Berkman and Goldman were the masterminds and principal actors behind the failed plot to assassinate industrialist Henry Clay Frick during the incredibly bloody steelworkers strike of 1892; they hoped that this act would incite the masses to rise up against the capitalist system. The plot failed miserably. They did not kill Frick, and the workers did not rise up in support. Worse, Berkman was eventually convicted for his role in the assassination attempt and sentenced to over 20 years in prison.
In 1893, Goldman spoke to a large crowd outside Union Square, where she uttered her famous quote: “Well then, demonstrate before the palaces of the rich; demand work. If they do not give you work, demand bread. If they deny you both, take bread.” Shortly thereafter, she was arrested and convicted of inciting a riot, and sentenced to 10 months in jail, to be served at New York City’s Blackwell’s Island. However, thanks to a very sympathetic profile published by famed journalist Nellie Bly, Goldman was greeted by thousands of enthusiastic fans upon her release, and was inundated with requests for public speaking engagements.

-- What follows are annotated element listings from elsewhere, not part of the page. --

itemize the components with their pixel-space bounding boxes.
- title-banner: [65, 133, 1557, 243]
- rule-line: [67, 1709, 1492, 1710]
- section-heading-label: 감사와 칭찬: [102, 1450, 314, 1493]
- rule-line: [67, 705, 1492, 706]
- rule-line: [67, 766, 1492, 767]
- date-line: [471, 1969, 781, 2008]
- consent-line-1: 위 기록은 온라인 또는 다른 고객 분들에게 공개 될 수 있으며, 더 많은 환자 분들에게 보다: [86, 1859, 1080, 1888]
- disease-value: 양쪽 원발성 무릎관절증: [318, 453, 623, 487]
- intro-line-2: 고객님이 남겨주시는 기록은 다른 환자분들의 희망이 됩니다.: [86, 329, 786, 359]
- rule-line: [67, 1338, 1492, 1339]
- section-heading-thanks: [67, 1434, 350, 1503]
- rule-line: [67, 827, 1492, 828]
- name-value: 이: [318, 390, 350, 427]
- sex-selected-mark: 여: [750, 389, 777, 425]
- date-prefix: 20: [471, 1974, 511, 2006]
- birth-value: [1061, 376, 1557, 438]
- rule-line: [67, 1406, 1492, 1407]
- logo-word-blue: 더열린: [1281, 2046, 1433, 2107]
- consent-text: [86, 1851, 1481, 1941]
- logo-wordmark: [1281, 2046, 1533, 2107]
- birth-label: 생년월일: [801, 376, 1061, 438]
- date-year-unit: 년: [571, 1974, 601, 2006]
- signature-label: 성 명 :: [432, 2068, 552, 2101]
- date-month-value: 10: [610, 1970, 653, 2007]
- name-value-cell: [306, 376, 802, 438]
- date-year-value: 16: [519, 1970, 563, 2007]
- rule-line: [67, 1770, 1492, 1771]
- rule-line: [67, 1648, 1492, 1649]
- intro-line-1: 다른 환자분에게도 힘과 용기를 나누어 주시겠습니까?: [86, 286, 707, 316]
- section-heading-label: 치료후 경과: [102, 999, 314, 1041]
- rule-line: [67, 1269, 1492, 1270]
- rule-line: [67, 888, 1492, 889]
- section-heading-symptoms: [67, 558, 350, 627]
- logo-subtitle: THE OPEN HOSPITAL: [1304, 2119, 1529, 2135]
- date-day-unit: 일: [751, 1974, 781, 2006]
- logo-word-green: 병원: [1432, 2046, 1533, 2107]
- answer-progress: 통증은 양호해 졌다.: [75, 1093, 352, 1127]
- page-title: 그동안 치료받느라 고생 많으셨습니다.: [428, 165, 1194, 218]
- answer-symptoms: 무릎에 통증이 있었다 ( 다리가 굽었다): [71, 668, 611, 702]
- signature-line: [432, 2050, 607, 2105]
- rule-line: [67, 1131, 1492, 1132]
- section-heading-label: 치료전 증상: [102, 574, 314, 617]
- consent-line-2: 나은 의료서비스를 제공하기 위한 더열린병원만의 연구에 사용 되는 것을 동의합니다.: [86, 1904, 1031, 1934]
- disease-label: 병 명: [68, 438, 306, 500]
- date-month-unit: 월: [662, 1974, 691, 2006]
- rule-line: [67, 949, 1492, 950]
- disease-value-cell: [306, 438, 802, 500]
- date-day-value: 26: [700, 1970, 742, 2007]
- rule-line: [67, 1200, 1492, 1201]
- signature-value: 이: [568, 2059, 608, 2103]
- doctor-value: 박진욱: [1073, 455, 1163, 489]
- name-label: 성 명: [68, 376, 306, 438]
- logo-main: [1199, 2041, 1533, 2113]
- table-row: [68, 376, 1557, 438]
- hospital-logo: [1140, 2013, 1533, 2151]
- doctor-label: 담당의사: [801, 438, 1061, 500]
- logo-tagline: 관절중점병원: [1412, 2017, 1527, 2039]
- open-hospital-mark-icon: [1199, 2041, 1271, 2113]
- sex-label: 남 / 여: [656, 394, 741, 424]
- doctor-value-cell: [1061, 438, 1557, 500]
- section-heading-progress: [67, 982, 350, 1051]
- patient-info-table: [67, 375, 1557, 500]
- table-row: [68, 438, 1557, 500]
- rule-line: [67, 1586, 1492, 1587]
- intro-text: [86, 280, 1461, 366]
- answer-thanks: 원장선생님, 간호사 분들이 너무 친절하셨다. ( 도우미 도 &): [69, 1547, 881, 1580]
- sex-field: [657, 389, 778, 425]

Her influence and notoriety only grew over the years. She was accused of having a role in the assassination of President McKinley because the actual assassin claimed to have been “inspired” by a speech of hers. In a controversial break from her anarchist comrades, she refused to condemn the assassin and was christened “the high priestess of anarchy” in the press. However, her intense level of activism was wearing her down both mentally and physically.
In 1906, she founded Mother Earth magazine in an attempt to slow down her pace. Mother Earth reprinted selections from famous writers in addition to original works on issues such as birth control, anarchism, atheism, labor unions and politics in general. Goldman and Berkman – who was still in prison – continued writing, touring and speaking for many years on a variety of issues. They were vocal opponents of the US’s entry into WWI, and started an anti-conscription organization to protest the draft. The authorities did not look kindly on this, and when their offices were raided and found to contain what was labeled as anarchist propaganda, they were both put in prison again. After their release in 1919, both Goldman and Berkman were deported to Russia under the auspices of the Anarchist Exclusion Act of 1918.

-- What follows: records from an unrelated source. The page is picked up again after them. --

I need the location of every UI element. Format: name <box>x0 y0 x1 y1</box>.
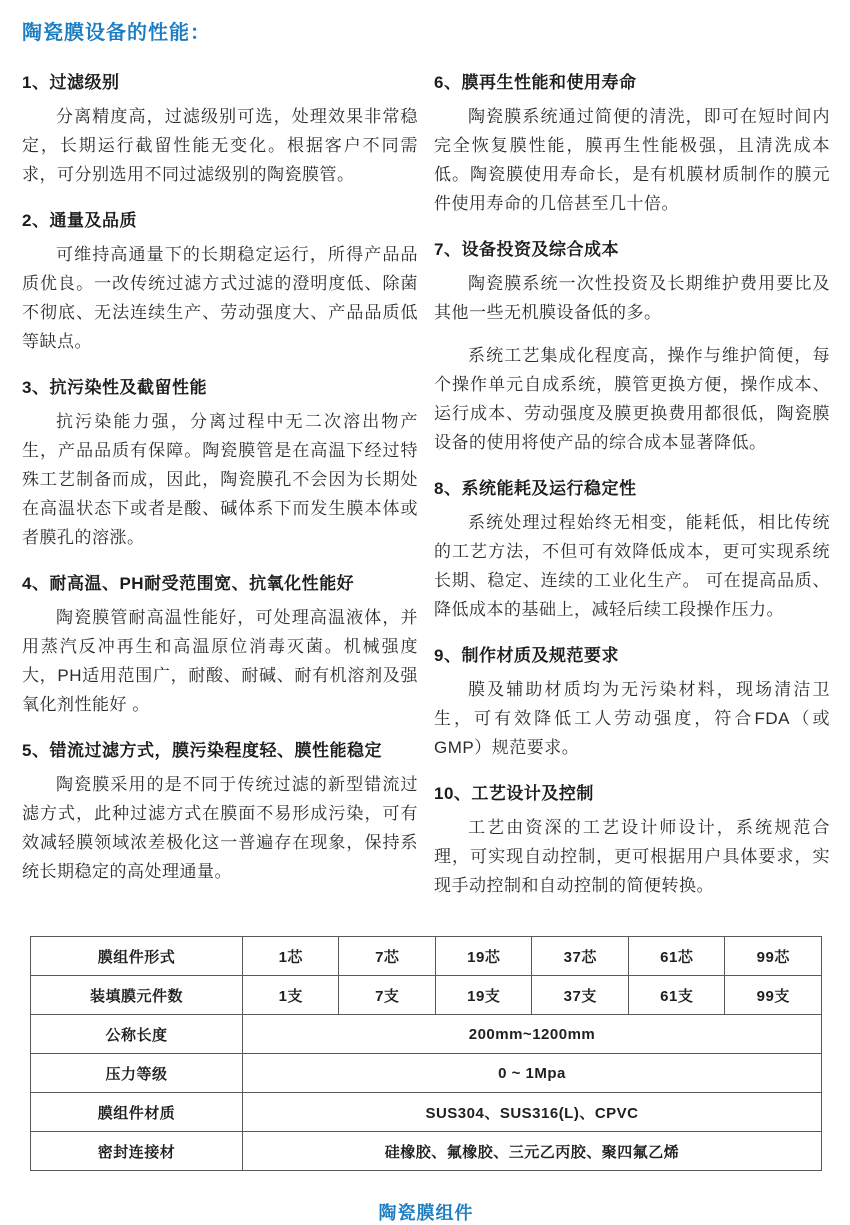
table-row-module-material <box>31 1093 822 1132</box>
section-heading: 6、膜再生性能和使用寿命 <box>434 73 637 92</box>
table-value-cell: 7芯 <box>339 937 436 976</box>
table-value-cell: 37芯 <box>532 937 629 976</box>
table-value-cell: 7支 <box>339 976 436 1015</box>
table-row-pressure-rating <box>31 1054 822 1093</box>
section-heading: 3、抗污染性及截留性能 <box>22 378 207 397</box>
section-6 <box>434 68 830 218</box>
right-column <box>434 51 830 914</box>
section-4 <box>22 569 418 719</box>
table-merged-cell: 硅橡胶、氟橡胶、三元乙丙胶、聚四氟乙烯 <box>242 1132 821 1171</box>
section-paragraph: 陶瓷膜管耐高温性能好，可处理高温液体，并用蒸汽反冲再生和高温原位消毒灭菌。机械强度大，PH适用范围广，耐酸、耐碱、耐有机溶剂及强氧化剂性能好 。 <box>22 608 418 714</box>
section-paragraph: 陶瓷膜采用的是不同于传统过滤的新型错流过滤方式，此种过滤方式在膜面不易形成污染，可有效减轻膜领域浓差极化这一普遍存在现象，保持系统长期稳定的高处理通量。 <box>22 775 418 881</box>
section-1 <box>22 68 418 189</box>
section-9 <box>434 641 830 762</box>
section-paragraph: 抗污染能力强，分离过程中无二次溶出物产生，产品品质有保障。陶瓷膜管是在高温下经过特殊工艺制备而成，因此，陶瓷膜孔不会因为长期处在高温状态下或者是酸、碱体系下而发生膜本体或者膜孔的溶涨。 <box>22 412 418 547</box>
section-8 <box>434 474 830 624</box>
table-value-cell: 37支 <box>532 976 629 1015</box>
section-5 <box>22 736 418 886</box>
left-column <box>22 51 418 914</box>
section-paragraph: 工艺由资深的工艺设计师设计，系统规范合理，可实现自动控制，更可根据用户具体要求，实现手动控制和自动控制的简便转换。 <box>434 818 830 895</box>
table-row-seal-material <box>31 1132 822 1171</box>
section-paragraph: 膜及辅助材质均为无污染材料，现场清洁卫生，可有效降低工人劳动强度，符合FDA（或GMP）规范要求。 <box>434 680 830 757</box>
section-paragraph: 陶瓷膜系统通过简便的清洗，即可在短时间内完全恢复膜性能，膜再生性能极强，且清洗成本低。陶瓷膜使用寿命长，是有机膜材质制作的膜元件使用寿命的几倍甚至几十倍。 <box>434 107 830 213</box>
two-column-layout <box>22 51 830 914</box>
section-7 <box>434 235 830 457</box>
table-value-cell: 19支 <box>435 976 532 1015</box>
section-heading: 10、工艺设计及控制 <box>434 784 594 803</box>
section-3 <box>22 373 418 552</box>
section-heading: 2、通量及品质 <box>22 211 137 230</box>
spec-table <box>30 936 822 1171</box>
section-heading: 4、耐高温、PH耐受范围宽、抗氧化性能好 <box>22 574 355 593</box>
table-value-cell: 19芯 <box>435 937 532 976</box>
table-value-cell: 1芯 <box>242 937 339 976</box>
table-merged-cell: 0 ~ 1Mpa <box>242 1054 821 1093</box>
section-heading: 8、系统能耗及运行稳定性 <box>434 479 637 498</box>
table-row-element-count <box>31 976 822 1015</box>
table-row-module-form <box>31 937 822 976</box>
section-paragraph: 分离精度高，过滤级别可选，处理效果非常稳定，长期运行截留性能无变化。根据客户不同需求，可分别选用不同过滤级别的陶瓷膜管。 <box>22 107 418 184</box>
table-merged-cell: 200mm~1200mm <box>242 1015 821 1054</box>
table-value-cell: 1支 <box>242 976 339 1015</box>
table-label-cell: 压力等级 <box>31 1054 243 1093</box>
section-2 <box>22 206 418 356</box>
section-paragraph: 可维持高通量下的长期稳定运行，所得产品品质优良。一改传统过滤方式过滤的澄明度低、除菌不彻底、无法连续生产、劳动强度大、产品品质低等缺点。 <box>22 245 418 351</box>
table-value-cell: 61芯 <box>628 937 725 976</box>
table-label-cell: 装填膜元件数 <box>31 976 243 1015</box>
table-label-cell: 膜组件材质 <box>31 1093 243 1132</box>
footer-caption: 陶瓷膜组件 <box>378 1203 474 1223</box>
section-paragraph: 陶瓷膜系统一次性投资及长期维护费用要比及其他一些无机膜设备低的多。 <box>434 274 830 322</box>
table-row-nominal-length <box>31 1015 822 1054</box>
table-label-cell: 密封连接材 <box>31 1132 243 1171</box>
section-paragraph: 系统工艺集成化程度高，操作与维护简便，每个操作单元自成系统，膜管更换方便，操作成本、运行成本、劳动强度及膜更换费用都很低，陶瓷膜设备的使用将使产品的综合成本显著降低。 <box>434 346 830 452</box>
section-10 <box>434 779 830 900</box>
table-value-cell: 99芯 <box>725 937 822 976</box>
section-heading: 1、过滤级别 <box>22 73 120 92</box>
table-value-cell: 61支 <box>628 976 725 1015</box>
section-heading: 9、制作材质及规范要求 <box>434 646 619 665</box>
page-title: 陶瓷膜设备的性能： <box>22 22 211 44</box>
table-label-cell: 公称长度 <box>31 1015 243 1054</box>
table-merged-cell: SUS304、SUS316(L)、CPVC <box>242 1093 821 1132</box>
section-paragraph: 系统处理过程始终无相变，能耗低，相比传统的工艺方法，不但可有效降低成本，更可实现系统长期、稳定、连续的工业化生产。 可在提高品质、降低成本的基础上，减轻后续工段操作压力。 <box>434 513 830 619</box>
section-heading: 7、设备投资及综合成本 <box>434 240 619 259</box>
table-value-cell: 99支 <box>725 976 822 1015</box>
table-label-cell: 膜组件形式 <box>31 937 243 976</box>
section-heading: 5、错流过滤方式，膜污染程度轻、膜性能稳定 <box>22 741 382 760</box>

For the rest of her life, Goldman traveled extensively, writing about the Russian Revolution, the Spanish Civil War, and the trial/execution of fellow anarchists Sacco and Vanzetti. Although she was devastated by the suicide of Berkman in 1936, she continued to maintain a busy schedule, traveling to France, England and Canada, still writing and lecturing. She was felled by a stroke in 1940, and was buried in Illinois, in the same plot as other influential labor activists and those executed after the Haymarket Riots.

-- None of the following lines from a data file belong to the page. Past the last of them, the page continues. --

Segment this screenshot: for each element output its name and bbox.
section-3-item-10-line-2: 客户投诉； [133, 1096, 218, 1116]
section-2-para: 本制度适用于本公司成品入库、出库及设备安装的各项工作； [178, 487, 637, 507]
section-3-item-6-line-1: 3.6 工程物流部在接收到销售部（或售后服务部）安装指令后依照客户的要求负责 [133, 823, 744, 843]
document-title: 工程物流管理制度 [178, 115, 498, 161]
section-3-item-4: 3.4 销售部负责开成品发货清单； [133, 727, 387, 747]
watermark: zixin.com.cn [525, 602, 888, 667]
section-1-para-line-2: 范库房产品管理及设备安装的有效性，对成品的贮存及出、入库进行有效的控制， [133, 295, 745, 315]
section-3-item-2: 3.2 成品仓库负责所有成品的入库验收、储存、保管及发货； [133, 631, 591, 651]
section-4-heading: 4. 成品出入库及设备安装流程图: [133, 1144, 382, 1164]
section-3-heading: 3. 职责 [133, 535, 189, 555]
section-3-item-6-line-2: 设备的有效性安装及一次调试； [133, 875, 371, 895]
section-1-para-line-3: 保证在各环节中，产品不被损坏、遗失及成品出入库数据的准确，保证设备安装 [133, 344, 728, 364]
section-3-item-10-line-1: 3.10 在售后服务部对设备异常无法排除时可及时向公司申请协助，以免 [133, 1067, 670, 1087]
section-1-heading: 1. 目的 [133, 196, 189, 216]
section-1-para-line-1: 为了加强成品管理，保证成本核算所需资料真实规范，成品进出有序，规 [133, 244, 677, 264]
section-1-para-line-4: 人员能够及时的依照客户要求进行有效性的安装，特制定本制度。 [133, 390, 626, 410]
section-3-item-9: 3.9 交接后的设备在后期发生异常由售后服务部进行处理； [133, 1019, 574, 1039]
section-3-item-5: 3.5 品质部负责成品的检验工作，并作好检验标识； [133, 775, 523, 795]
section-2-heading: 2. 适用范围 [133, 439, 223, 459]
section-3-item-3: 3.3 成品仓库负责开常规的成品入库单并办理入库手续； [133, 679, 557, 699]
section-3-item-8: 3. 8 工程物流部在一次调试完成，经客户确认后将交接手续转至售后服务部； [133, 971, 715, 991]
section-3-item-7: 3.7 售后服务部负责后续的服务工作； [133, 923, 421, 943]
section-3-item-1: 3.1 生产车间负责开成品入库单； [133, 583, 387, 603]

Goldman’s influence cannot be underestimated, and she is widely credited for her pioneering works on labor, free speech and reproductive freedom. The Center for Jewish History holds an extensive amount of materials on Goldman, including a rich trove of primary source material held by YIVO Library and the Bund Collection of the YIVO Archives.
Among the many items held by YIVO Library is a copy of the brief filed on behalf of Goldman and Berkman in the United States Supreme Court in 1917, as well as a pamphlet printed in 1919 that details the experience of their imprisonment from 1918-1919, simply titled A Fragment of the Prison Experiences of Emma Goldman and Alexander Berkman (price: ten cents). In addition, the YIVO Library also holds bound volumes of Mother Earth, dating from 1907, with a subscription price of $1 per year. The American Jewish Historical Society also holds a wealth of information on Goldman, ranging from biographical materials to first editions of her published works, including a lovely first American edition of her book published in 1923 after her deportation, entitled My Disillusionment in Russia.
Goldman once stated, “The most unpardonable sin in society is independence of thought.” If that is the case, then she was truly an unrepentant sinner, who kept challenging assumptions and pushing boundaries until the end of her days.